Flashback naar een tolweg in Frankrijk. "He pannenkoek, mafkees!" Ergens onderweg naar Parijs komt een kant van Tim Knol boven die je niet van hem verwacht. Tim Knol de wegpiraat, Tim Knol het opgewonden standje. Hij slaat hard met zijn hand op het raam en maakt een gebaar richting een Hollander die het Excelsior-busje afsnijdt op weg naar een tolpoortje. We zijn op weg naar Parijs, waar zijn labelgenoot Bent van Looy optreedt in club Silencio. Tim Knol is uitgelaten. Zijn nieuwe plaat is af, hij heeft drie maanden niet gedronken - strikte onthouding! - en laaft zich nu aan het Vlaamse tankstationpils. Samen met Kees Schaper, die sinds kort niet meer zijn drummer is, maar gewoon weer zijn jeugdvriend. "Ik heb een hooligan in me", zegt de zanger eerlijk. "Ik heb geen spijt, het was toch gewoon een asshole?"

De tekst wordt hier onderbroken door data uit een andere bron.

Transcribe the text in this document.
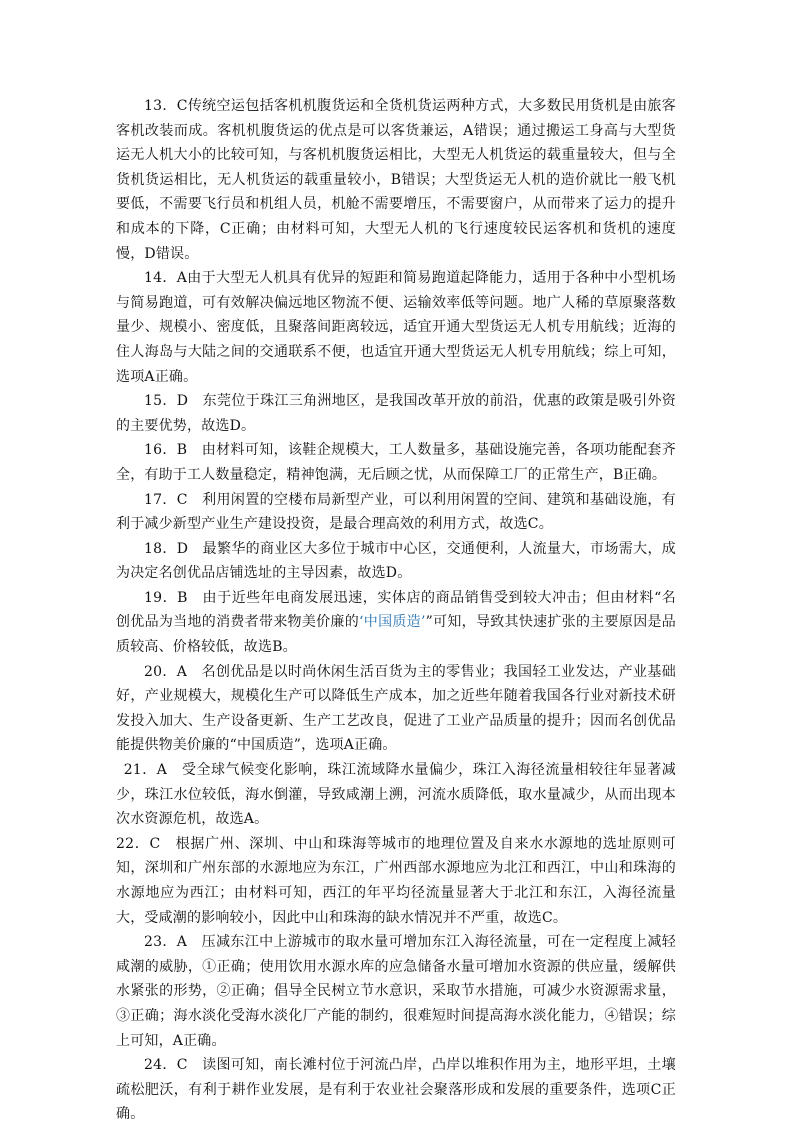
13．C传统空运包括客机机腹货运和全货机货运两种方式，大多数民用货机是由旅客客机改装而成。客机机腹货运的优点是可以客货兼运，A错误；通过搬运工身高与大型货运无人机大小的比较可知，与客机机腹货运相比，大型无人机货运的载重量较大，但与全货机货运相比，无人机货运的载重量较小，B错误；大型货运无人机的造价就比一般飞机要低，不需要飞行员和机组人员，机舱不需要增压，不需要窗户，从而带来了运力的提升和成本的下降，C正确；由材料可知，大型无人机的飞行速度较民运客机和货机的速度慢，D错误。

14．A由于大型无人机具有优异的短距和简易跑道起降能力，适用于各种中小型机场与简易跑道，可有效解决偏远地区物流不便、运输效率低等问题。地广人稀的草原聚落数量少、规模小、密度低，且聚落间距离较远，适宜开通大型货运无人机专用航线；近海的住人海岛与大陆之间的交通联系不便，也适宜开通大型货运无人机专用航线；综上可知，选项A正确。

15．D　东莞位于珠江三角洲地区，是我国改革开放的前沿，优惠的政策是吸引外资的主要优势，故选D。

16．B　由材料可知，该鞋企规模大，工人数量多，基础设施完善，各项功能配套齐全，有助于工人数量稳定，精神饱满，无后顾之忧，从而保障工厂的正常生产，B正确。

17．C　利用闲置的空楼布局新型产业，可以利用闲置的空间、建筑和基础设施，有利于减少新型产业生产建设投资，是最合理高效的利用方式，故选C。

18．D　最繁华的商业区大多位于城市中心区，交通便利，人流量大，市场需大，成为决定名创优品店铺选址的主导因素，故选D。

19．B　由于近些年电商发展迅速，实体店的商品销售受到较大冲击；但由材料“名创优品为当地的消费者带来物美价廉的‘中国质造’”可知，导致其快速扩张的主要原因是品质较高、价格较低，故选B。

20．A　名创优品是以时尚休闲生活百货为主的零售业；我国轻工业发达，产业基础好，产业规模大，规模化生产可以降低生产成本，加之近些年随着我国各行业对新技术研发投入加大、生产设备更新、生产工艺改良，促进了工业产品质量的提升；因而名创优品能提供物美价廉的“中国质造”，选项A正确。

21．A　受全球气候变化影响，珠江流域降水量偏少，珠江入海径流量相较往年显著减少，珠江水位较低，海水倒灌，导致咸潮上溯，河流水质降低，取水量减少，从而出现本次水资源危机，故选A。

22．C　根据广州、深圳、中山和珠海等城市的地理位置及自来水水源地的选址原则可知，深圳和广州东部的水源地应为东江，广州西部水源地应为北江和西江，中山和珠海的水源地应为西江；由材料可知，西江的年平均径流量显著大于北江和东江，入海径流量大，受咸潮的影响较小，因此中山和珠海的缺水情况并不严重，故选C。

23．A　压减东江中上游城市的取水量可增加东江入海径流量，可在一定程度上减轻咸潮的威胁，①正确；使用饮用水源水库的应急储备水量可增加水资源的供应量，缓解供水紧张的形势，②正确；倡导全民树立节水意识，采取节水措施，可减少水资源需求量，③正确；海水淡化受海水淡化厂产能的制约，很难短时间提高海水淡化能力，④错误；综上可知，A正确。

24．C　读图可知，南长滩村位于河流凸岸，凸岸以堆积作用为主，地形平坦，土壤疏松肥沃，有利于耕作业发展，是有利于农业社会聚落形成和发展的重要条件，选项C正确。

"Ik ben gewoon een dorstige man"
"Het was echt even nodig", beaamt Knol een paar weken later in een Amsterdams café. "Even niet drinken. Ik was op Lowlands drie dagen aan het zuipen zonder dat ik dronken werd. Waar doe je het dan nog voor? Tijdens De Wereld Draait Buiten stond ik voor het eerst met mijn nieuwe band op het podium. Ik had allemaal gasten op het podium, alle belangrijke mensen stonden in het publiek - mijn boeker Jan ten Boom, Ferry Roseboom - en ik voelde me niet fit. Het kost best een hoop energie, vier, vijf avonden per week in de kroeg zitten. Dan heb je soms katers, natuurlijk. Ik drink gewoon heel snel, ik drink zo zes, zeven bier weg in twee uur. Ik kan er niks aan doen, ik ben gewoon een dorstige man."
Het leek er zomaar even op dat Tim Knol alles anders zou gaan doen. Hij begon een garagerockbandje en richtte een eigen vinyllabel op. Bovendien stapte zijn pianist, manager en mede-songschrijver Matthijs van Duijvenbode op. In diens kielzog verdween bijna heel zijn band, op Anne Soldaat na. De Daryll-Ann-gitarist is volgens Knol ontzettend belangrijk voor zijn geluid. Misschien is hij er uiteindelijk inderdaad wel de reden van dat Tim Knol geen weerbarstige, maar een zorgvuldig gearrangeerde liedjesplaat maakte. Tim Knol de druktemaker, die zijn ADHD beteugelde door een ambacht te leren. "Ik voel me inderdaad steeds meer een soort ambachtsman", zegt Knol. "Anne had voor de eerste plaat het liedje Only Waiting geschreven. Hij zei: je moet het zo en zo zingen. Ik dacht: laat mij nou maar gewoon mijn gang gaan. Maar hij had gelijk, weet ik nu. De melodielijn maakt het liedje. Ik dubbel mijn eigen stem ook steeds vaker in de studio. Die truc heb ik van Harry Nilsson."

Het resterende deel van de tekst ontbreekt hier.